Space bag

There is a certain theme to the 'Shop the Look' items. Yup, they are nearly all holographic! Clearly someone with a magpie-like brain is curating this Archive of Shiny Things.

Regular readers of Wight Catwalk (yes, you – practising applying glitter eyeliner while listening to Professor Jimmy Edwards on BBC Radio 4 Extra [that’s possibly just me then]), will have noticed there there is a certain theme to the ‘Shop the Look’ items. Yup, they are nearly all holographic! Clearly someone with a magpie-like brain is curating this Archive of Shiny Things. Clearly someone who knows a shiny thing when she sees it.

Some of the shiny things that drop through the Wight Catwalk letterbox are there just to be stroked and purred over, but others are for dazzling the people outside with. People on the Isle of Wight.

Someone* once said that any woman who carried a satchel is a #SatchelWanker. And she was probably right. There is certainly a glut of these buckled flap bags on the market – from the ludicrously expensive Cambridge Satchel Company‘s nostalgic leather carriers to Cath Kidston‘s twee floral and polka dot numbers. So people, move away from the heritage leather and webbing-strapped cross-body bags and stare in awe at the shiny.

Holographic satchel from ASOS
Holographic satchel from ASOS

The satchel rocks; it’s got an adjustable strap with enough length to go from armpit-nestling to hip-brushing. There are a couple of inside pockets – snug, but useful. It’s pretty compact; there’s enough room for camera, phone, keys, mints and old tissues, but if you have a vast wallet or massive sunnies then you might want to step it up a gear. Satchel from ASOS, £28.

Bowling bag from ASOS
Bowling bag from ASOS

I like to kid myself that when I’m swinging this bag insouciantly on Ryde Leisure Strip that I am actually in a cobbled piazza wearing an Audrey Hepburn headscarf with George Clooney waiting on a balcony with a cup of that unsustainable coffee that he peddles. With its classic bowling bag shape and dangling dinky (but pointless) working padlock and key, it’s a good bag for toting the above essentials plus a few extras like a bottle of tap water (filled from your own tap, enabling you to stick two fingers at Mr C and his resource-depleting over-packaged Nespresso).  Bowling bag from ASOS, £35.

Crinkly rucksack from Motel Rocks
Crinkly rucksack from Motel Rocks

Still not enough room for all of your bits and bobs? You probably need to have a sort out! Or you can shove all your old lipsticks and that tatty Filofax in this crinkly space rucksack. The roomy but slightly inaccessible interior can hold enough for a weekend away (if you travel light!). Expect constant crunching noises from the crinkly fabric as you sashay around the streets of Newport. Rucksack from Motel Rocks, £40.

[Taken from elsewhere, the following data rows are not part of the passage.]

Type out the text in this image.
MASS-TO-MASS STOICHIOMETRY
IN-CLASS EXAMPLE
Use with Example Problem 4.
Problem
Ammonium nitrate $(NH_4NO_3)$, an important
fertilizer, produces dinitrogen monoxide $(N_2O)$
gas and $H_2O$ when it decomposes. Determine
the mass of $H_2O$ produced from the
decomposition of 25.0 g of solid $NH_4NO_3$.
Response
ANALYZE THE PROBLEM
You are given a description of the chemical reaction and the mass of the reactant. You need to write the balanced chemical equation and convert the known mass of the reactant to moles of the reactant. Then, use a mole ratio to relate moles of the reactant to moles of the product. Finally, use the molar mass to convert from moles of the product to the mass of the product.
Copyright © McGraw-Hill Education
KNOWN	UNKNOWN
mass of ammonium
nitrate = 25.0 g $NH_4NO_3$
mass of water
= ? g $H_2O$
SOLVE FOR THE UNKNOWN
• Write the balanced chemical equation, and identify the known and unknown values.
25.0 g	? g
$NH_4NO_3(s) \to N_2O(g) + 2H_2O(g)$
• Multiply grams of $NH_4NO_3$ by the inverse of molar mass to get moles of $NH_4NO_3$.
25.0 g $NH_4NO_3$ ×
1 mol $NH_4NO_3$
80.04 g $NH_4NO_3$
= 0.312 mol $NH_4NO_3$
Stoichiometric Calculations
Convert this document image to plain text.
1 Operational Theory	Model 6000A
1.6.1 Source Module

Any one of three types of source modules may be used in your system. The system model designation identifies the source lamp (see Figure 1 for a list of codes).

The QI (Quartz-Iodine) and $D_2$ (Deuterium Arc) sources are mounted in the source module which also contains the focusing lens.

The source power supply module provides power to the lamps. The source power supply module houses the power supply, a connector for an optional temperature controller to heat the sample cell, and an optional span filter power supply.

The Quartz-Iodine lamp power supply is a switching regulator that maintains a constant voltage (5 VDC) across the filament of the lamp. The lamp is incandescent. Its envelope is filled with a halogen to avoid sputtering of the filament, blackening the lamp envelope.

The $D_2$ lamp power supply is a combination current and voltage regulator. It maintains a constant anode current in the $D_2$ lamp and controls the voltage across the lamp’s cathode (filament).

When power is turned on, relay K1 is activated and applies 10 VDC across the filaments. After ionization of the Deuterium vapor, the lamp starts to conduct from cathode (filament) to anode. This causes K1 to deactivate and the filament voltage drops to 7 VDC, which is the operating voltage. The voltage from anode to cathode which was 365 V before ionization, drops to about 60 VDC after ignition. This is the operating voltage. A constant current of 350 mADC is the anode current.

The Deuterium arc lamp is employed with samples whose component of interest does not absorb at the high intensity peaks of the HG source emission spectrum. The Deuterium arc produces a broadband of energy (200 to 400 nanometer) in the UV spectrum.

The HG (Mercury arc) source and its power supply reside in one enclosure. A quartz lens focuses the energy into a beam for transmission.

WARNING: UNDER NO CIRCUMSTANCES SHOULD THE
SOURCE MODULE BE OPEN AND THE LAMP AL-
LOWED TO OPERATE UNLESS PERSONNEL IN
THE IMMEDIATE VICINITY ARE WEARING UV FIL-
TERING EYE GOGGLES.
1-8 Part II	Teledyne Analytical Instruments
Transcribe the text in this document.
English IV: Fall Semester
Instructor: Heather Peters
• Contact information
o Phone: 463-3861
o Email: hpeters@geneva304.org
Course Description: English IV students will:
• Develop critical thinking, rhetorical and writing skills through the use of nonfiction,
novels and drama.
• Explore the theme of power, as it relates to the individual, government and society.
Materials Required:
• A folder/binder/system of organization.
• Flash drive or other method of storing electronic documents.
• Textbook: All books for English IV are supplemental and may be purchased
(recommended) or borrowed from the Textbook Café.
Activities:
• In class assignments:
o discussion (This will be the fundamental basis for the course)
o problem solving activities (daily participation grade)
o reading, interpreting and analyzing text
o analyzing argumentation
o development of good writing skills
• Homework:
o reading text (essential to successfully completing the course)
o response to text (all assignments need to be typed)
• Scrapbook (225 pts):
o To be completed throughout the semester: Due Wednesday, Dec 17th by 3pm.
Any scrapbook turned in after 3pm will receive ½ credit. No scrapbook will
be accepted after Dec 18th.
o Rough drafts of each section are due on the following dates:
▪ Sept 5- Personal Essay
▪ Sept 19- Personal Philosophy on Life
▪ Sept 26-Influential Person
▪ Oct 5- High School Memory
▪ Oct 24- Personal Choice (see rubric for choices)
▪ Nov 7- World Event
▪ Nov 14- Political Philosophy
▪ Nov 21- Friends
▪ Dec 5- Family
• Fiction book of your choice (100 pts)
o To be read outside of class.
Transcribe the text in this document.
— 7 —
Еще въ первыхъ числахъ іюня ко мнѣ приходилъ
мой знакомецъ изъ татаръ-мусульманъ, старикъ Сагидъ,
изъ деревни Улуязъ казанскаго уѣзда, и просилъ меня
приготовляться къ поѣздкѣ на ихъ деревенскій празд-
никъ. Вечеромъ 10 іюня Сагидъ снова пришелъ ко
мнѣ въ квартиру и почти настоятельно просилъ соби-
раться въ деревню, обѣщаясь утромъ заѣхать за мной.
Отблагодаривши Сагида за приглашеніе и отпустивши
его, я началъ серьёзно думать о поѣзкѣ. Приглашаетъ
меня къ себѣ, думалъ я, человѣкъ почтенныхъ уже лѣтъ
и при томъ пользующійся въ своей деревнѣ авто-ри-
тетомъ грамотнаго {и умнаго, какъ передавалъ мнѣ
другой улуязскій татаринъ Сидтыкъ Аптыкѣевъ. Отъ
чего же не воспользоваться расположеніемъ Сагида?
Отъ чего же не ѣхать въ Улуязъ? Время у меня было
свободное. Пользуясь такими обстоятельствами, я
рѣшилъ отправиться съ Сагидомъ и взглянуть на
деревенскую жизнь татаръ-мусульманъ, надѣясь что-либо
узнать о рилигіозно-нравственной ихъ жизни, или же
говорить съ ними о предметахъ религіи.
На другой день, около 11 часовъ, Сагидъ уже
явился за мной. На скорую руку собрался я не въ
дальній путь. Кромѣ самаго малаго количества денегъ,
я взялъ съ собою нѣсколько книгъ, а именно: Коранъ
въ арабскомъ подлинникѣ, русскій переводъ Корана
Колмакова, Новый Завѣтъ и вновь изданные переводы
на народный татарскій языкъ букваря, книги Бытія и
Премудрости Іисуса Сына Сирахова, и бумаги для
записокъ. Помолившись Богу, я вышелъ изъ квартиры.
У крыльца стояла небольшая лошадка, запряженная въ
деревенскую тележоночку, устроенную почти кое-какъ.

Holographic rucksack from Motel Rocks
Holographic rucksack from Motel Rocks

Probably the most practical (no audible crinkling, or tricky access) is this rucksack from Motel Rocks. With buckle-adjustable staps, a top loop and inside zipped pocket, it’s roomy and practical. My only complaint is that (like the satchel above) the ‘buckle’ fastenings are actually a front for a magnetic clasp. Why oh why do manufacturers take the trouble to stitch on a perfectly usable buckle then disable it with a magnet. A tube of Araldite  from Hursts has resolved this issue on all of my bags; the magnet is glued shut and the buckle can fulfil its original purpose. Rucksack from Motel Rocks, £30.